I don’t need to jump high or run fast anymore. There are times where I train with some of our pros, and I go out there and have fun. I’ll jump in some of our classes. Our Wednesday yoga class that we call Flow. Our Monday, Tuesday sculpt class and it’s pretty cool. Every time I’m in the classes, our coaches go 10 times harder, and they kick my ass. They make me hold my planks longer, run an extra lap and I’ll have to look at the coach like “Ok, enough.” Even the members or athletes, they challenge me. It’s pretty cool being a part of the tribe. I spend more time taking our adult athlete classes than I do working out with the pro and college athletes.
We’ll have 20 facilities globally. We’re launching HOA+. Over the next five years, we’ll probably be approaching one million subscribers through our subscription plan. We will be a thought leader when it comes to wellness. Obviously, we know this is a massive space. Athletes are the healthiest people on the planet, so why aren’t we leading or participating in the conversation globally in a major way? We’ll have facilities in key markets starting with the markets where athletes live and train in during the offseason. It’s been important for us for our pro athletes to be early adopters in embracing our philosophies and methodologies first before we start scaling to our adult and youth athletes. We’ve been able to accomplish that these first few years. HOA+ is critical because we’re not going to be able to be everywhere, but everyone deserves to have access or should have access to the resources we’ve had for decades. We also want to show up when it comes to the conversation on how to live a healthier more efficient life.

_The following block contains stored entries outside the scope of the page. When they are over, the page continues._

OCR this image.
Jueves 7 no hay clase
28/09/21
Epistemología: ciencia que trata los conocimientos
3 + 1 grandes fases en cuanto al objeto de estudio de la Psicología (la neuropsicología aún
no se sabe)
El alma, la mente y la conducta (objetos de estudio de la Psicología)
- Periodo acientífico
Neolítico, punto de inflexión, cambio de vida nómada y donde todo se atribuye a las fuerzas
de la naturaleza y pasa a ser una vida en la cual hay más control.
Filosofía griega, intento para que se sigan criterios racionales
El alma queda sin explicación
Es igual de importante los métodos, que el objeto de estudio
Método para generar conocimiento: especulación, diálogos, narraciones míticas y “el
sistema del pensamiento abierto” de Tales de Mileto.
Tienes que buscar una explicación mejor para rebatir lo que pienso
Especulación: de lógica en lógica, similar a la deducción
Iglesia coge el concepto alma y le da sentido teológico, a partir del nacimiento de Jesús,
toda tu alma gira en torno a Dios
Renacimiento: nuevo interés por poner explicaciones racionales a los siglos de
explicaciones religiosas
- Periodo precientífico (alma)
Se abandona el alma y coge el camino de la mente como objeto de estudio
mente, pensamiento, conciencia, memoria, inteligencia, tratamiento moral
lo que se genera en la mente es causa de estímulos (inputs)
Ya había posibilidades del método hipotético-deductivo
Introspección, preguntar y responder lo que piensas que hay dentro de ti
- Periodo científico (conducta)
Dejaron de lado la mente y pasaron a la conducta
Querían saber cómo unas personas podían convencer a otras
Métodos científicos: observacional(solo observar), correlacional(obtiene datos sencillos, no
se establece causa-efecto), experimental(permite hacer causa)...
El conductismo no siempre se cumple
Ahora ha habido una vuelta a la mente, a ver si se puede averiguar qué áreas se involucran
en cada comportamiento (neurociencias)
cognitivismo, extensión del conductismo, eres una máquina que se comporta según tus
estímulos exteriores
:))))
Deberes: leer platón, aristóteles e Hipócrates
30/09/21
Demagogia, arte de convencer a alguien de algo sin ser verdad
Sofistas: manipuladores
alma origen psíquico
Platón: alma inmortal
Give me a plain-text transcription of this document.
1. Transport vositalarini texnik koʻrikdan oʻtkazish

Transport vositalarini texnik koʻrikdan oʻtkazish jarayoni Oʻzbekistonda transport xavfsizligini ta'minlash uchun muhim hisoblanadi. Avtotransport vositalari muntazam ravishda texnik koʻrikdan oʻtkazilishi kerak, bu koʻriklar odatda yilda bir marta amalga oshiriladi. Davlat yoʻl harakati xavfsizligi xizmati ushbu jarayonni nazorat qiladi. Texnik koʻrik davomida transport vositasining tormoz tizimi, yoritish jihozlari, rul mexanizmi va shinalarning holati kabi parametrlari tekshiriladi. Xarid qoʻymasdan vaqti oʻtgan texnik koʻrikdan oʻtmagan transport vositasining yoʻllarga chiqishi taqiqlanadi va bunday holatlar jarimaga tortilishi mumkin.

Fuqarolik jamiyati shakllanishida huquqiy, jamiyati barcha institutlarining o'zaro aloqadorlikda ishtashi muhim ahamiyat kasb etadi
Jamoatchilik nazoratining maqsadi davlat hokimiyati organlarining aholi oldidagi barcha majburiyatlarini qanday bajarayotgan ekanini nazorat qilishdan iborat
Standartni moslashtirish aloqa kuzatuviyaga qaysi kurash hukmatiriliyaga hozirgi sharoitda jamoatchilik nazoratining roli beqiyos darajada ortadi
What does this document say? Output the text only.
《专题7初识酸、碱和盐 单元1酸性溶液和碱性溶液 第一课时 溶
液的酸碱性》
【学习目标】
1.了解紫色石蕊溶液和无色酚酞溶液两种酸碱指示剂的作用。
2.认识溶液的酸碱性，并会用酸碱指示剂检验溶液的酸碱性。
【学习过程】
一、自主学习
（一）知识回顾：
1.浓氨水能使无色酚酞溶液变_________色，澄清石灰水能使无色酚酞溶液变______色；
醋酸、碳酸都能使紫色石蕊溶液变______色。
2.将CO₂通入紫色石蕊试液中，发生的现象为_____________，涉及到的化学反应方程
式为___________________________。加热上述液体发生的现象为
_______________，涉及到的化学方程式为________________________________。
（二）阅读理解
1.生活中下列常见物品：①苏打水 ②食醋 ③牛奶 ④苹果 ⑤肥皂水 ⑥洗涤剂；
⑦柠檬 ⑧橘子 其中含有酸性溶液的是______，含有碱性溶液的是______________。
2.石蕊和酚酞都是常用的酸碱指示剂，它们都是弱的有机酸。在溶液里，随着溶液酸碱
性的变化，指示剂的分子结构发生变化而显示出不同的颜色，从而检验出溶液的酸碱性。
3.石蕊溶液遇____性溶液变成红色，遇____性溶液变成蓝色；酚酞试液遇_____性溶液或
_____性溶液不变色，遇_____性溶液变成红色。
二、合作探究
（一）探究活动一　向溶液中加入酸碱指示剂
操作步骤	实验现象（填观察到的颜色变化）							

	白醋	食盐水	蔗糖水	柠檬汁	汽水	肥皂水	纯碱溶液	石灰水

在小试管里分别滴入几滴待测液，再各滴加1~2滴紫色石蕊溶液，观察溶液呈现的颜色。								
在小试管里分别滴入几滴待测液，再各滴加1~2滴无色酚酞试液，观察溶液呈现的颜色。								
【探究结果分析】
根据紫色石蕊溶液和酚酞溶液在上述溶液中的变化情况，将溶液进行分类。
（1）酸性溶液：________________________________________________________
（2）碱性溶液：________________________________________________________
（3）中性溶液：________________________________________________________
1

The reality is we all want to feel better. A lot of us want to look better. The reality is pro, collegiate, and even youth athletes are the healthiest people on the planet. There’s a certain way we eat, workout and there’s a lot of people out there that just want the information. There’s a lot of people that want to just show up and follow a coach, routine, a nutritional plan, have access to someone that they can talk to in real time. It’s a very competitive landscape. There’s a lot of bit players in the space, coaches, influencers, and a lot of stuff out there. Some things are good and some things are trendy and more fad. What we’re giving is this is what the healthiest people in the world do in black and white. When you think of the Serena Williams’ and LeBron James’ of the world, there’s a certain way they approach their fitness, lifestyle, and wellness plan, and that’s what the app is going to provide.